The Terrain map, usually found as surf.map (not to be confused with the above Surface map), is the map file type that designates the locations of various walls, as well as ground, water, and lava. The PlayStation version of the game also uses Terrain maps, found as terrain.map.

Terrain map files in the Windows version use only the following hexadecimal values:

Value Function
00 00 Null
01 00 Solid rock
02 00 Hard rock
03 00 Loose rock
04 00 Dirt
05 00 Dirt, was most likely planned to be the unused soil
06 00 Lava
07 00 An unused form of water that displays as a blue sheet floating at the top of the wall. Empty tiles next to it will cause it to sink down to the ground, though it seems to behave differently in eye and shoulder view. It was possibly meant for some sort of flooding mechanic, but was never finished.
08 00 Ore seam
09 00 Water
0A 00 Energy crystal seam
0B 00 Recharge seam

Note that none of the values actually correspond to ground, as a Predug map value of 01 00 (exposed) or 02 00 (hidden) is what actually determines caverns, while any Terrain map value except for 06 00, 07 00[verify], and 09 00 will default to ground when marked as such. Most default maps use dirt 04 00 everywhere that ground is designated; however, custom map tools tend to mark 00 00 where ground is designated.

The following values are not used in map files and do not present correctly in levels (showing as ground stretching up to the ceiling and acting like a wall that can't be drilled but can cause landslides and emerges), but are used on the radar in map view:

Value Function
0C 00 Rubble
0D 00 Reinforced wall
0E 00 Power path
0F 00 Slimy slug hole
10 00 Undiscovered cavern
11 00 Cavern floor

Values of 12 00 and higher will crash the game when moused over.

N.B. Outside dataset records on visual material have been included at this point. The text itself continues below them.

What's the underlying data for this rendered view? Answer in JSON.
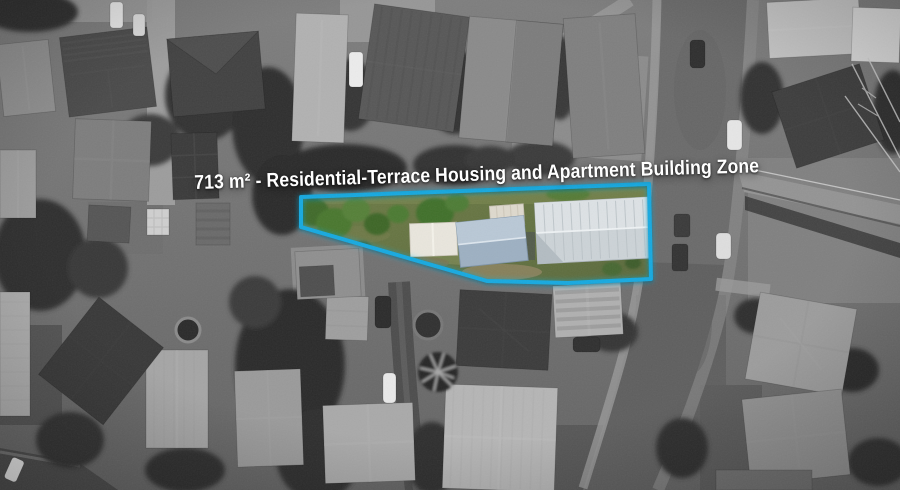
{
  "overlay": {
    "label": "713 m² - Residential-Terrace Housing and Apartment Building Zone"
  },
  "property": {
    "area": "713 m²",
    "zone_name": "Residential-Terrace Housing and Apartment Building Zone",
    "outline_color": "#14a9e0"
  }
}
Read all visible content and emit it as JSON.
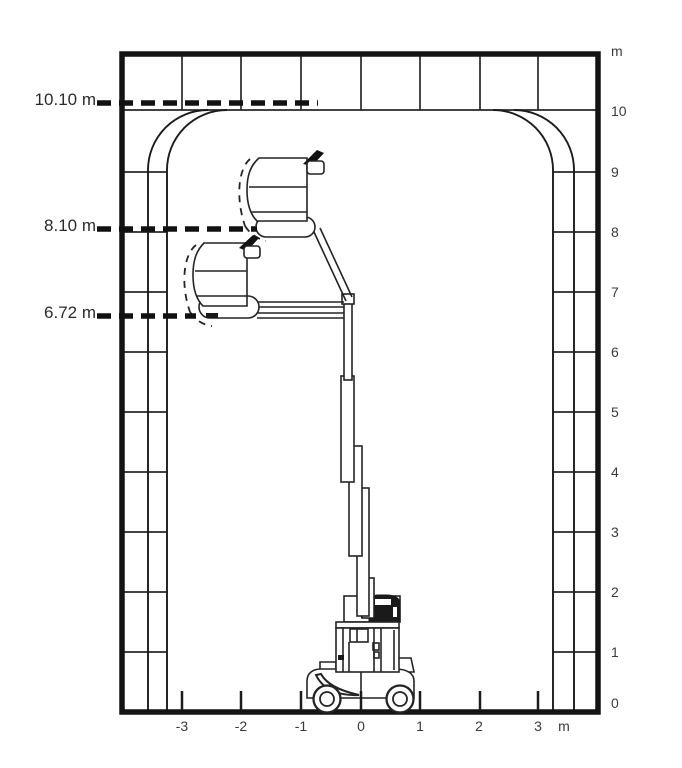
{
  "page": {
    "background_color": "#ffffff",
    "ink_color": "#1c1c1c"
  },
  "envelope_chart": {
    "type": "working-envelope-diagram",
    "machine_icon": "vertical-mast-boom-lift-side-view",
    "height_markers": [
      {
        "label": "10.10 m",
        "value_m": 10.1
      },
      {
        "label": "8.10 m",
        "value_m": 8.1
      },
      {
        "label": "6.72 m",
        "value_m": 6.72
      }
    ],
    "x_axis": {
      "unit_label": "m",
      "ticks": [
        "-3",
        "-2",
        "-1",
        "0",
        "1",
        "2",
        "3"
      ],
      "range_m": [
        -4,
        4
      ]
    },
    "y_axis": {
      "unit_label": "m",
      "ticks": [
        "10",
        "9",
        "8",
        "7",
        "6",
        "5",
        "4",
        "3",
        "2",
        "1",
        "0"
      ],
      "range_m": [
        0,
        11
      ]
    }
  }
}
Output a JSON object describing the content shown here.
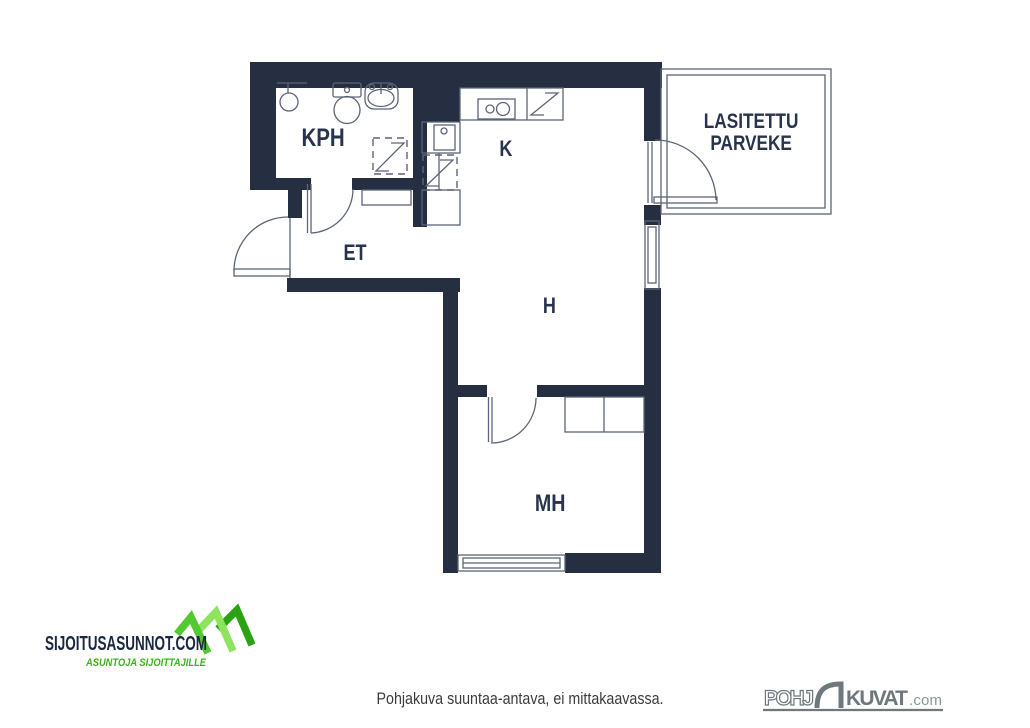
{
  "plan": {
    "rooms": {
      "kph": "KPH",
      "et": "ET",
      "k": "K",
      "h": "H",
      "mh": "MH"
    },
    "balcony": {
      "line1": "LASITETTU",
      "line2": "PARVEKE"
    }
  },
  "footer": {
    "disclaimer": "Pohjakuva suuntaa-antava, ei mittakaavassa."
  },
  "branding": {
    "sijoitusasunnot": {
      "title": "SIJOITUSASUNNOT.COM",
      "tagline": "ASUNTOJA SIJOITTAJILLE"
    },
    "pohjakuvat": {
      "part1": "POHJ",
      "part2": "KUVAT",
      "suffix": ".com"
    }
  },
  "colors": {
    "wall": "#262e42",
    "thin_line": "#5c6577",
    "room_label": "#28334e",
    "logo_navy": "#1b2740",
    "logo_green_mid": "#52c930",
    "logo_green_light": "#8ee35f",
    "logo_green_dark": "#2aa313",
    "pohjakuvat_gray": "#6e787d",
    "disclaimer_text": "#3b3b3b"
  }
}
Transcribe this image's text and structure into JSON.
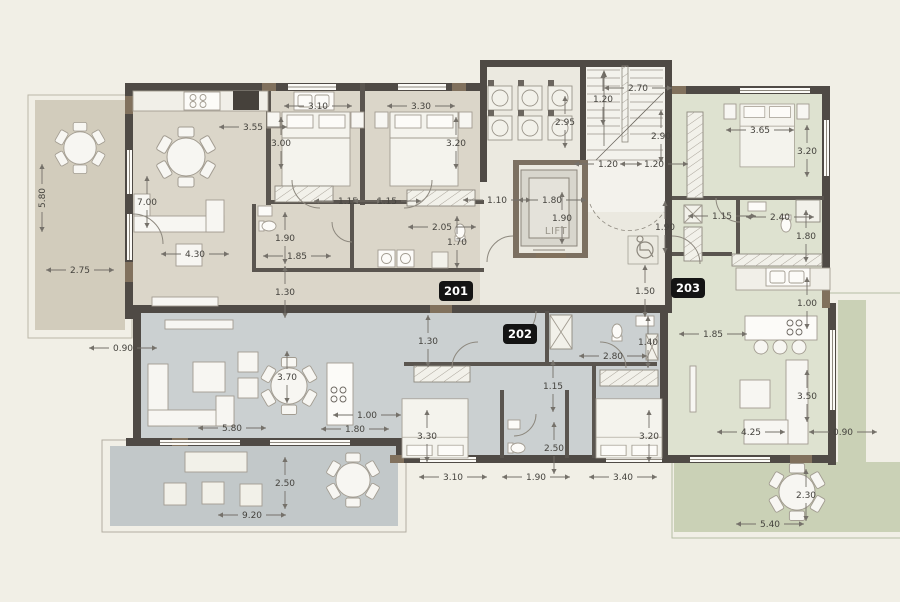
{
  "drawing": {
    "type": "residential apartment floor plan",
    "units_visible": [
      "201",
      "202",
      "203"
    ],
    "lift_label": "LIFT"
  },
  "colors": {
    "background": "#f1efe6",
    "unit_201_fill": "#dbd6c9",
    "unit_201_balcony": "#d2ccbc",
    "unit_202_fill": "#cbd0d1",
    "unit_202_terrace": "#c2c8c9",
    "unit_203_fill": "#dee2d0",
    "unit_203_terrace": "#cad1b6",
    "core_fill": "#ebe9e0",
    "wall": "#4f4a45",
    "wall_accent_wood": "#81715d",
    "dimension_text": "#45433e",
    "badge_background": "#141414",
    "badge_text": "#ffffff"
  },
  "badges": [
    {
      "label": "201",
      "x": 456,
      "y": 291
    },
    {
      "label": "202",
      "x": 520,
      "y": 334
    },
    {
      "label": "203",
      "x": 688,
      "y": 288
    }
  ],
  "dimensions": {
    "unit_201": [
      {
        "v": "3.55",
        "x": 253,
        "y": 127
      },
      {
        "v": "3.10",
        "x": 318,
        "y": 106
      },
      {
        "v": "3.30",
        "x": 421,
        "y": 106
      },
      {
        "v": "3.00",
        "x": 281,
        "y": 143,
        "o": "v"
      },
      {
        "v": "3.20",
        "x": 456,
        "y": 143,
        "o": "v"
      },
      {
        "v": "1.15",
        "x": 348,
        "y": 201
      },
      {
        "v": "1.15",
        "x": 387,
        "y": 201
      },
      {
        "v": "1.10",
        "x": 497,
        "y": 200
      },
      {
        "v": "2.05",
        "x": 442,
        "y": 227
      },
      {
        "v": "1.70",
        "x": 457,
        "y": 242,
        "o": "v"
      },
      {
        "v": "1.90",
        "x": 285,
        "y": 238,
        "o": "v"
      },
      {
        "v": "1.85",
        "x": 297,
        "y": 256
      },
      {
        "v": "1.30",
        "x": 285,
        "y": 292,
        "o": "v"
      },
      {
        "v": "4.30",
        "x": 195,
        "y": 254
      },
      {
        "v": "7.00",
        "x": 147,
        "y": 202,
        "o": "v"
      },
      {
        "v": "2.75",
        "x": 80,
        "y": 270
      },
      {
        "v": "5.80",
        "x": 42,
        "y": 198,
        "r": -90
      }
    ],
    "core": [
      {
        "v": "2.70",
        "x": 638,
        "y": 88
      },
      {
        "v": "1.20",
        "x": 603,
        "y": 99,
        "o": "v"
      },
      {
        "v": "2.95",
        "x": 565,
        "y": 122,
        "o": "v"
      },
      {
        "v": "2.90",
        "x": 661,
        "y": 136,
        "o": "v"
      },
      {
        "v": "1.20",
        "x": 608,
        "y": 164
      },
      {
        "v": "1.20",
        "x": 654,
        "y": 164
      },
      {
        "v": "1.80",
        "x": 552,
        "y": 200
      },
      {
        "v": "1.90",
        "x": 562,
        "y": 218,
        "o": "v"
      },
      {
        "v": "1.90",
        "x": 665,
        "y": 227,
        "o": "v"
      },
      {
        "v": "1.50",
        "x": 645,
        "y": 291,
        "o": "v"
      }
    ],
    "unit_203": [
      {
        "v": "3.65",
        "x": 760,
        "y": 130
      },
      {
        "v": "3.20",
        "x": 807,
        "y": 151,
        "o": "v"
      },
      {
        "v": "1.15",
        "x": 722,
        "y": 216
      },
      {
        "v": "2.40",
        "x": 780,
        "y": 217
      },
      {
        "v": "1.80",
        "x": 806,
        "y": 236,
        "o": "v"
      },
      {
        "v": "1.00",
        "x": 807,
        "y": 303,
        "o": "v"
      },
      {
        "v": "1.85",
        "x": 713,
        "y": 334
      },
      {
        "v": "3.50",
        "x": 807,
        "y": 396,
        "o": "v"
      },
      {
        "v": "4.25",
        "x": 751,
        "y": 432
      },
      {
        "v": "0.90",
        "x": 843,
        "y": 432
      },
      {
        "v": "2.30",
        "x": 806,
        "y": 495,
        "o": "v"
      },
      {
        "v": "5.40",
        "x": 770,
        "y": 524
      }
    ],
    "unit_202": [
      {
        "v": "0.90",
        "x": 123,
        "y": 348
      },
      {
        "v": "1.30",
        "x": 428,
        "y": 341,
        "o": "v"
      },
      {
        "v": "3.70",
        "x": 287,
        "y": 377,
        "o": "v"
      },
      {
        "v": "1.00",
        "x": 367,
        "y": 415
      },
      {
        "v": "1.80",
        "x": 355,
        "y": 429
      },
      {
        "v": "5.80",
        "x": 232,
        "y": 428
      },
      {
        "v": "1.15",
        "x": 553,
        "y": 386,
        "o": "v"
      },
      {
        "v": "2.80",
        "x": 613,
        "y": 356
      },
      {
        "v": "1.40",
        "x": 648,
        "y": 342,
        "o": "v"
      },
      {
        "v": "3.30",
        "x": 427,
        "y": 436,
        "o": "v"
      },
      {
        "v": "2.50",
        "x": 554,
        "y": 448,
        "o": "v"
      },
      {
        "v": "3.20",
        "x": 649,
        "y": 436,
        "o": "v"
      },
      {
        "v": "3.10",
        "x": 453,
        "y": 477
      },
      {
        "v": "1.90",
        "x": 536,
        "y": 477
      },
      {
        "v": "3.40",
        "x": 623,
        "y": 477
      },
      {
        "v": "2.50",
        "x": 285,
        "y": 483,
        "o": "v"
      },
      {
        "v": "9.20",
        "x": 252,
        "y": 515
      }
    ]
  }
}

Terrain map files in the PlayStation version use only the following hexadecimal values:

Value Function
01 00 Ground
02 00 Dirt (loose rock in North American version)
03 00 Loose rock (medium rock in North American version)
04 00 Hard rock
05 00 Solid rock
06 00 Lava
07 00 Water

AI map

The AI map is an unused map type. Specifications are currently unknown.

Modding

To do: Write about various level editors and make articles for them when the forums are back up

All of these can either be opened using a hex-editing program or more preferably using the LRR Map Creator or the Map Tool.